Now that the authenticity of these documents are no longer being disputed, Villar’s assertion that all nine siblings slept on a single mat is also shattered. He is the second of nine children. If his departed brother is number three or number four, by 1962 the family would already have been living in San Rafael Village. How can all the nine siblings sleep on a single mat when by 1962, not all children have been born? It’s simple logic. And besides, no one will believe Villar if he says they still slept on a single mat in San Rafael. Lies, lies, and lies.

Villar’s father was a government bureaucrat. As a salaried employee, he was able to bring food to the family table, clothes and education for the children, and a decent home over their heads. Villar should stop desecrating the memory of his hard-working father who endeavored the provide the best for his children. And the amount of loan from GSIS speaks volumes about the salary level of his father. GSIS members can borrow money to build homes based on their monthly salaries. If he managed to borrow P16,000, then he must have been occupying a supervisory position. Even today, a regular government clerk earns enough to keep body and soul above the poverty level.

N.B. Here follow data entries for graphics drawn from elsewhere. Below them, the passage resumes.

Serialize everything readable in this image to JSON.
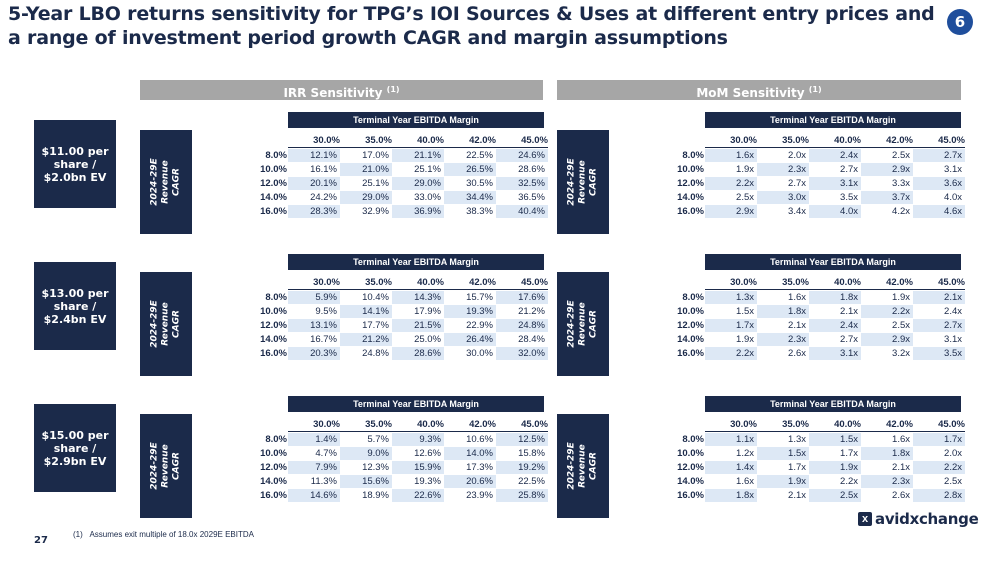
{
  "title": "5-Year LBO returns sensitivity for TPG’s IOI Sources & Uses at different entry prices and a range of investment period growth CAGR and margin assumptions",
  "badge": "6",
  "irr_header": "IRR Sensitivity",
  "mom_header": "MoM Sensitivity",
  "header_note": "(1)",
  "margin_header": "Terminal Year EBITDA Margin",
  "cagr_label": "2024-29E\nRevenue\nCAGR",
  "columns": [
    "30.0%",
    "35.0%",
    "40.0%",
    "42.0%",
    "45.0%"
  ],
  "rows": [
    "8.0%",
    "10.0%",
    "12.0%",
    "14.0%",
    "16.0%"
  ],
  "scenarios": [
    {
      "label": "$11.00 per share / $2.0bn EV",
      "irr": [
        [
          "12.1%",
          "17.0%",
          "21.1%",
          "22.5%",
          "24.6%"
        ],
        [
          "16.1%",
          "21.0%",
          "25.1%",
          "26.5%",
          "28.6%"
        ],
        [
          "20.1%",
          "25.1%",
          "29.0%",
          "30.5%",
          "32.5%"
        ],
        [
          "24.2%",
          "29.0%",
          "33.0%",
          "34.4%",
          "36.5%"
        ],
        [
          "28.3%",
          "32.9%",
          "36.9%",
          "38.3%",
          "40.4%"
        ]
      ],
      "mom": [
        [
          "1.6x",
          "2.0x",
          "2.4x",
          "2.5x",
          "2.7x"
        ],
        [
          "1.9x",
          "2.3x",
          "2.7x",
          "2.9x",
          "3.1x"
        ],
        [
          "2.2x",
          "2.7x",
          "3.1x",
          "3.3x",
          "3.6x"
        ],
        [
          "2.5x",
          "3.0x",
          "3.5x",
          "3.7x",
          "4.0x"
        ],
        [
          "2.9x",
          "3.4x",
          "4.0x",
          "4.2x",
          "4.6x"
        ]
      ]
    },
    {
      "label": "$13.00 per share / $2.4bn EV",
      "irr": [
        [
          "5.9%",
          "10.4%",
          "14.3%",
          "15.7%",
          "17.6%"
        ],
        [
          "9.5%",
          "14.1%",
          "17.9%",
          "19.3%",
          "21.2%"
        ],
        [
          "13.1%",
          "17.7%",
          "21.5%",
          "22.9%",
          "24.8%"
        ],
        [
          "16.7%",
          "21.2%",
          "25.0%",
          "26.4%",
          "28.4%"
        ],
        [
          "20.3%",
          "24.8%",
          "28.6%",
          "30.0%",
          "32.0%"
        ]
      ],
      "mom": [
        [
          "1.3x",
          "1.6x",
          "1.8x",
          "1.9x",
          "2.1x"
        ],
        [
          "1.5x",
          "1.8x",
          "2.1x",
          "2.2x",
          "2.4x"
        ],
        [
          "1.7x",
          "2.1x",
          "2.4x",
          "2.5x",
          "2.7x"
        ],
        [
          "1.9x",
          "2.3x",
          "2.7x",
          "2.9x",
          "3.1x"
        ],
        [
          "2.2x",
          "2.6x",
          "3.1x",
          "3.2x",
          "3.5x"
        ]
      ]
    },
    {
      "label": "$15.00 per share / $2.9bn EV",
      "irr": [
        [
          "1.4%",
          "5.7%",
          "9.3%",
          "10.6%",
          "12.5%"
        ],
        [
          "4.7%",
          "9.0%",
          "12.6%",
          "14.0%",
          "15.8%"
        ],
        [
          "7.9%",
          "12.3%",
          "15.9%",
          "17.3%",
          "19.2%"
        ],
        [
          "11.3%",
          "15.6%",
          "19.3%",
          "20.6%",
          "22.5%"
        ],
        [
          "14.6%",
          "18.9%",
          "22.6%",
          "23.9%",
          "25.8%"
        ]
      ],
      "mom": [
        [
          "1.1x",
          "1.3x",
          "1.5x",
          "1.6x",
          "1.7x"
        ],
        [
          "1.2x",
          "1.5x",
          "1.7x",
          "1.8x",
          "2.0x"
        ],
        [
          "1.4x",
          "1.7x",
          "1.9x",
          "2.1x",
          "2.2x"
        ],
        [
          "1.6x",
          "1.9x",
          "2.2x",
          "2.3x",
          "2.5x"
        ],
        [
          "1.8x",
          "2.1x",
          "2.5x",
          "2.6x",
          "2.8x"
        ]
      ]
    }
  ],
  "footnote_marker": "(1)",
  "footnote": "Assumes exit multiple of 18.0x 2029E EBITDA",
  "page_number": "27",
  "logo": {
    "mark": "x",
    "text": "avidxchange"
  },
  "colors": {
    "navy": "#1b2a4a",
    "shade": "#dde8f5",
    "header_gray": "#a6a6a6",
    "badge": "#1f4e9c"
  }
}
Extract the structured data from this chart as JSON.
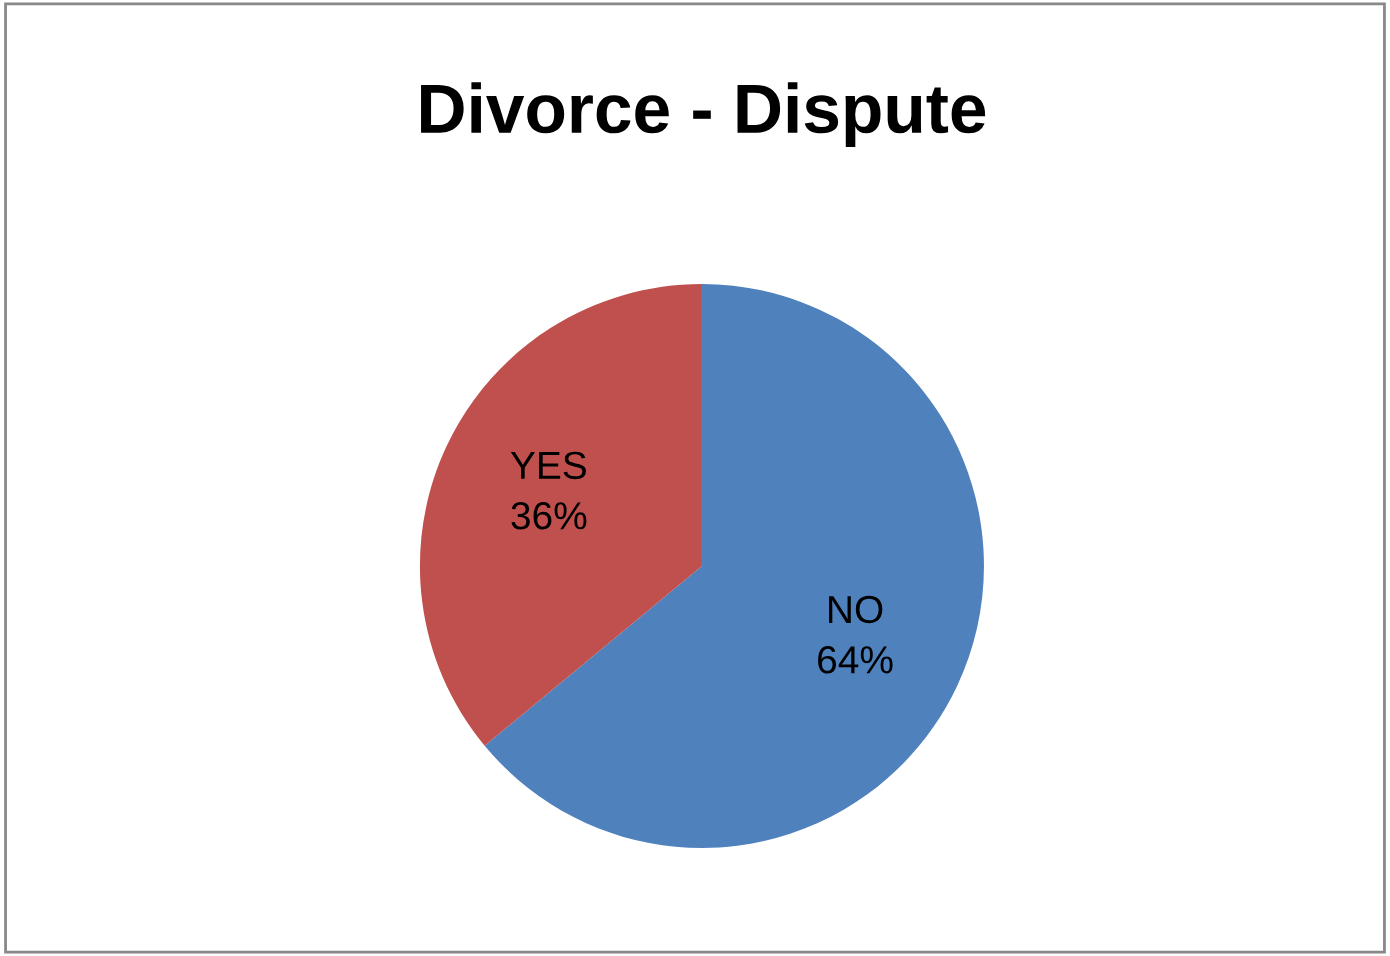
{
  "chart_data": {
    "type": "pie",
    "title": "Divorce - Dispute",
    "categories": [
      "NO",
      "YES"
    ],
    "values": [
      64,
      36
    ],
    "value_labels": [
      "64%",
      "36%"
    ],
    "colors": [
      "#4f81bd",
      "#c0504d"
    ]
  }
}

By Villar’s own candid admission, the house was a two-bedroom house, which is the usual size for starter homes. It was a bigger house than his standard housing units in his subdivisions. Hence, Manuel Villar Sr. was earning a good pay from the government. Not exactly the kind of person who would qualify as poor.

Villar’s fraudulent life story is now shattered. He spun a web of fiction to project himself as champion of the poor because he came from the poor. The truth is coming out, and not even Villar can now disprove the facts that are rushing to the surface of the sea.